By Mary Kennedy                              

Science has caught up with something we all know--taking a brisk walk outdoors can lift our spirits, increase our energy and lift a blue mood. In Japan, they call it "forest therapy," and scientists noticed that spending time in nature can mean significant improvements in both mental and physical health.

And you don't have to travel to the west coast to see giant sequoias or to Savannah to see Banyan trees, you can rely on your own backyard, or even the view from your window. I had sliders put on three sides of my screened in porch, and the cats and I enjoy the view. I feel like we can enjoy nature 365 days a year this way. 


There's something energizing about staring the day with a cup of coffee (and a blank computer screen), as I think about the next scene I'm going to write or the next plot point I need to develop.

We let the backyard go natural, it's too shady to really do anything else with it. It's still pretty and the cats find the woodland birds and critters entertaining as everyone scrambles to their feeding stations.

Recent studies have linked nature to symptom relief for health issues like heart disease, depression, anxiety, cancer and addictive problems. A walk in the woods has been shown to reduce "ruminating" (a sign of depression, when one broods endlessly about a dismal topic) and it increases attention, alertness and creativity.

A desert landscape can be just as inspiring as a woodland one. Here is a photo I took at the Marriott Desert Springs in Palm Desert.
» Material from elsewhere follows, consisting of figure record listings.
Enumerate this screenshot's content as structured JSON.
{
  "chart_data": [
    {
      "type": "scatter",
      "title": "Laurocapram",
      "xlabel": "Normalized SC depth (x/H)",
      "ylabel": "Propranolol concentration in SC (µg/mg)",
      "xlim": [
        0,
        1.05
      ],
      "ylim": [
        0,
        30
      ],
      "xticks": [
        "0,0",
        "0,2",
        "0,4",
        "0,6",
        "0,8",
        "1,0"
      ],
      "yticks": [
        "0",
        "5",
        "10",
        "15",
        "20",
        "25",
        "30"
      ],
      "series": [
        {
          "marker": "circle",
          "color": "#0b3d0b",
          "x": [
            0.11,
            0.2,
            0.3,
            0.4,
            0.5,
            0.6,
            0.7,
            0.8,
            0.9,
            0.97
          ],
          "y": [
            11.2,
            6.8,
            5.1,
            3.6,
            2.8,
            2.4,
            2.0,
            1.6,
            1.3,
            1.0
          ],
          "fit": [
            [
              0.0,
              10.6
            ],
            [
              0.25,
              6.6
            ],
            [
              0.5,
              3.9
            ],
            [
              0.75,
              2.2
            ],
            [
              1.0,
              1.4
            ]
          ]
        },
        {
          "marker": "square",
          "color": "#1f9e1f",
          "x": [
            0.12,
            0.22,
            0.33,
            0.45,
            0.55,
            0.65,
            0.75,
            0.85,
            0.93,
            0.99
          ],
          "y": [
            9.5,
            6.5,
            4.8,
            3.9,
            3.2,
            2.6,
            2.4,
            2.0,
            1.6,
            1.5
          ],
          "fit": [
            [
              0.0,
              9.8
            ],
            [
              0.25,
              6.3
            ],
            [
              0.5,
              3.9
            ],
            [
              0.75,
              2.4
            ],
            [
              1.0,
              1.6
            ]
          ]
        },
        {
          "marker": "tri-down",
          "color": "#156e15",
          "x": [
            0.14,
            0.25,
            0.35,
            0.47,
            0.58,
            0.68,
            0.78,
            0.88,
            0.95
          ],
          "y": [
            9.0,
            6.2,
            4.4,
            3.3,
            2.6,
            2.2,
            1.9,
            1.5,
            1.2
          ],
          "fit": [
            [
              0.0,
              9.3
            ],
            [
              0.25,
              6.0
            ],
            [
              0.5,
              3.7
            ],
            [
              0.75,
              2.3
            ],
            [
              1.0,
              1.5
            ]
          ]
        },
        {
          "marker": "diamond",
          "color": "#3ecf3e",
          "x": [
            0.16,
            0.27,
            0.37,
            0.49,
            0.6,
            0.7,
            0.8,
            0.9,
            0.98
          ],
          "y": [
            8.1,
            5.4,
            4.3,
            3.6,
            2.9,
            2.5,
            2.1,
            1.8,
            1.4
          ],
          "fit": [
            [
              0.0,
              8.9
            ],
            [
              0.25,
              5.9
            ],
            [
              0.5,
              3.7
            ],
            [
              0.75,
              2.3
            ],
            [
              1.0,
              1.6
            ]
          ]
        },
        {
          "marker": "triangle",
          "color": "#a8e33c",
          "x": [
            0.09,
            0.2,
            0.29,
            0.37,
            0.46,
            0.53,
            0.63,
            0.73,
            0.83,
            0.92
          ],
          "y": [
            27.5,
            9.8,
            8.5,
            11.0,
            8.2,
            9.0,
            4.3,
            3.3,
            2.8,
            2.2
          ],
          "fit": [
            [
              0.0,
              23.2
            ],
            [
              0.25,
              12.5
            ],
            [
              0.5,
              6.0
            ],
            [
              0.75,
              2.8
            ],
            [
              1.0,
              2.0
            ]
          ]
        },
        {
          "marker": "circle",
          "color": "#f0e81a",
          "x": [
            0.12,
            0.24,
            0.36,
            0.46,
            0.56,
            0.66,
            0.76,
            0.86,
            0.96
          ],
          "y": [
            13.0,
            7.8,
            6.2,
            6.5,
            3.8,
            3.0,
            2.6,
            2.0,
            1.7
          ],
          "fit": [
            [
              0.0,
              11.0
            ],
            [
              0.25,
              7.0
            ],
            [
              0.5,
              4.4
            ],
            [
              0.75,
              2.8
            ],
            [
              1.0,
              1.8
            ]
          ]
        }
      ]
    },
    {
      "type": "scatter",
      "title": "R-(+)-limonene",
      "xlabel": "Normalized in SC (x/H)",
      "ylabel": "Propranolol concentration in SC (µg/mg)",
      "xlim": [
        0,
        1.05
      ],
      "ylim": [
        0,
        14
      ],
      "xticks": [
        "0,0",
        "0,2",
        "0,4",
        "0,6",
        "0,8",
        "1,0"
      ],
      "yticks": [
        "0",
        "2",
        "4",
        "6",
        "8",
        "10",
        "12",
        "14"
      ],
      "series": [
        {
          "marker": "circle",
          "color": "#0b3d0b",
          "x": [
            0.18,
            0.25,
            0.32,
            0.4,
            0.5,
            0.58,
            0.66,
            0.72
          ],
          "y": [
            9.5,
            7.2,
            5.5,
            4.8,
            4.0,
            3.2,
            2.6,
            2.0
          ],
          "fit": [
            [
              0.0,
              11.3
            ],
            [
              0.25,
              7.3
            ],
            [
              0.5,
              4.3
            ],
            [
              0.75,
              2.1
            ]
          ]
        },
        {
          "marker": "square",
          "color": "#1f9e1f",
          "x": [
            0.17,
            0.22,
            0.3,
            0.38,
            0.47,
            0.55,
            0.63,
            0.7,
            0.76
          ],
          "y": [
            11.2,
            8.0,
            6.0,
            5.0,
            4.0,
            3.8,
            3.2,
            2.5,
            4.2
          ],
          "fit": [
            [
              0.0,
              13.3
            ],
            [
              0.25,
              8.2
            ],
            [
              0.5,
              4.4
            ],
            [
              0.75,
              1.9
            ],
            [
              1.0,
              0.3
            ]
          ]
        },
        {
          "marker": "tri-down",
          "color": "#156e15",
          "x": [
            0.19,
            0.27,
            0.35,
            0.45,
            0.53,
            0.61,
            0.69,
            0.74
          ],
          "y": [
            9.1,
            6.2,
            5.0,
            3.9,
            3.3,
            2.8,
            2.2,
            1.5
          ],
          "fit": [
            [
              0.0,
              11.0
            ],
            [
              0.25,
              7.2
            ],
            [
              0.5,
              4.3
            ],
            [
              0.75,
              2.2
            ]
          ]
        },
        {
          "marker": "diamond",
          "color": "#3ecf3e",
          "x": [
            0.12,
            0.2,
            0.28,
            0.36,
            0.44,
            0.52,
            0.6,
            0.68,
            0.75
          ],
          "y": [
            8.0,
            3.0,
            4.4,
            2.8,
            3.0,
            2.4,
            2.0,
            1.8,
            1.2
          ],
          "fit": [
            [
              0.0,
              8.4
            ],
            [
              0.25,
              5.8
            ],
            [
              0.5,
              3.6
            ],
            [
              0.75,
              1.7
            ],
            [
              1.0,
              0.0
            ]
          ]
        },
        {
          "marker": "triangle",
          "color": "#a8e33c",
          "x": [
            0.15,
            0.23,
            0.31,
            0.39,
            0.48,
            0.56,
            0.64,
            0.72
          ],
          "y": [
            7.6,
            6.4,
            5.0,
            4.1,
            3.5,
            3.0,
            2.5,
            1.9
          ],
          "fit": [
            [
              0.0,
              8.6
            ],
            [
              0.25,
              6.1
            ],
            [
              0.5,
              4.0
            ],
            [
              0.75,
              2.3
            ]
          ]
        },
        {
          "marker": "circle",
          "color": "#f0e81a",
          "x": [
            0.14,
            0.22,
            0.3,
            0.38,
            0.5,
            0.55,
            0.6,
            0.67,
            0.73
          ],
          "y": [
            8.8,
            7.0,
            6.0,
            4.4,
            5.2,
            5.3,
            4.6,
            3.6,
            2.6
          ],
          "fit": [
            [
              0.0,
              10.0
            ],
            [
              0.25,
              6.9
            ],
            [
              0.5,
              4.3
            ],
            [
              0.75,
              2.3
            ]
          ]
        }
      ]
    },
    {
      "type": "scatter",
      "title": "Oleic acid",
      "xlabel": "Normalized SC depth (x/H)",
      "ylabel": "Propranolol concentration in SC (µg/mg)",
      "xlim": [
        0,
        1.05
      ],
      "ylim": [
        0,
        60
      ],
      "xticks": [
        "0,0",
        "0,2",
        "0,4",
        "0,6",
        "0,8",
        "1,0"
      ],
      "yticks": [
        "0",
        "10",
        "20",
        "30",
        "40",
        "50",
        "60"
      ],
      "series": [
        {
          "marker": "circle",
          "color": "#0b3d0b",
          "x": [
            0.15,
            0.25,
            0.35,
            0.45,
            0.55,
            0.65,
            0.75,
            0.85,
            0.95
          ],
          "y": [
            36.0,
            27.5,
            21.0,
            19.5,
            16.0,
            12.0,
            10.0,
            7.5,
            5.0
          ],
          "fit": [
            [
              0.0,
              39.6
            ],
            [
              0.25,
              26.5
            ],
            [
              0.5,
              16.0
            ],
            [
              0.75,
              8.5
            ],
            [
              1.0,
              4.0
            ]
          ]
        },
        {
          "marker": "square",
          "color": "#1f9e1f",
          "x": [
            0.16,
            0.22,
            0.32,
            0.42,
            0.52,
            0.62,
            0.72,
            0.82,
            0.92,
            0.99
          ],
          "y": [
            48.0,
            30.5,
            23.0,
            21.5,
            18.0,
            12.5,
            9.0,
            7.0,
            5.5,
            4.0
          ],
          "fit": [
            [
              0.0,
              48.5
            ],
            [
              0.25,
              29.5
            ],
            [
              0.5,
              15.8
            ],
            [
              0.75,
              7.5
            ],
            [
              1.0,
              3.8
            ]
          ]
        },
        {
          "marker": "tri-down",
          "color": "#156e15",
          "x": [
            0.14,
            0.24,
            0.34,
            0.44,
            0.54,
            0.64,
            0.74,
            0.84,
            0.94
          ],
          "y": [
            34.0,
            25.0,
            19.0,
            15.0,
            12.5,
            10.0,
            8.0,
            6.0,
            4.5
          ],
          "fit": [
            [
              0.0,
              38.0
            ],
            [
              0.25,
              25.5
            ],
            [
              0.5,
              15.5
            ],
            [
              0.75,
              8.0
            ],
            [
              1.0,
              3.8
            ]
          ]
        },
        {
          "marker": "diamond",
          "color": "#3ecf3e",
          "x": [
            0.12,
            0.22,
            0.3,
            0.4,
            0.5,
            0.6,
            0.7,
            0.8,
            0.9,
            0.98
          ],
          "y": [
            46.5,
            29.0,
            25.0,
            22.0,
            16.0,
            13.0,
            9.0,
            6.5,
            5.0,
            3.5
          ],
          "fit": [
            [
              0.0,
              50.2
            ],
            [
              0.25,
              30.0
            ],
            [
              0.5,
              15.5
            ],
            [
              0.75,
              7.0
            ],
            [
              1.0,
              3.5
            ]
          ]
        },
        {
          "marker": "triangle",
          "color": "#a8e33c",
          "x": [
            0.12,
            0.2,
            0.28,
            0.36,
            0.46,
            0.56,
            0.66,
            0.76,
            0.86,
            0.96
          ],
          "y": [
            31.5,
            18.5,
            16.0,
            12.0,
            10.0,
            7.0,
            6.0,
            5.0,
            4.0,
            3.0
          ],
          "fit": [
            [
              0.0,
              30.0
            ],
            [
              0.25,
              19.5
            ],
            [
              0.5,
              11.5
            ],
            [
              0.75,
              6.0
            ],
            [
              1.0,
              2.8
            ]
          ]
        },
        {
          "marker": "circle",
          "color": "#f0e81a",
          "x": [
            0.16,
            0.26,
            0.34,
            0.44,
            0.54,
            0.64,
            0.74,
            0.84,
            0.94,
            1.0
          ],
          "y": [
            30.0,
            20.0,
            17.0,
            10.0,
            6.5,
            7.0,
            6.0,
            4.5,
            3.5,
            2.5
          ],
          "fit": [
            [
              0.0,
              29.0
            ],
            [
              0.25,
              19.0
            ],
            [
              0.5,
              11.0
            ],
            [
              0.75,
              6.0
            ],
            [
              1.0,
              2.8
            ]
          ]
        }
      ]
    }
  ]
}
I participated in a "sunrise" walk every morning and enjoyed the palm trees, the mountains, the soft desert air.

A man-made lake (with ducks!) added a lovely water view that we enjoyed from the deck of the villa at the left. 

Water views seem to be especially relaxing; here's a photo I took from the dock at the lake house.

There are so many benefits to spending time outside. It can lower your blood pressure, for example,and some studies show that visiting "greenspace" is vital for heart health. Some researchers believe that the lack of air pollution is one factor, but they also think that stress relief figures into the picture.

In any case, whether you spend time hiking in the forest, kayaking along a lake, admiring a desert view or strolling along the ocean, you're doing something good for yourself.

This is the view from the Ft. Lauderdale condo, one of my favorite places to unwind. One thing the scientists noted is that you need to be in a calm place without pollution to get the full benefit of walking outdoors.  Even though I love New York, walking on a crowded Manhattan street just doesn't give you the same boost in mental and physical health.

So lace up your sneakers and hit the beach, the sand, or a desert trail!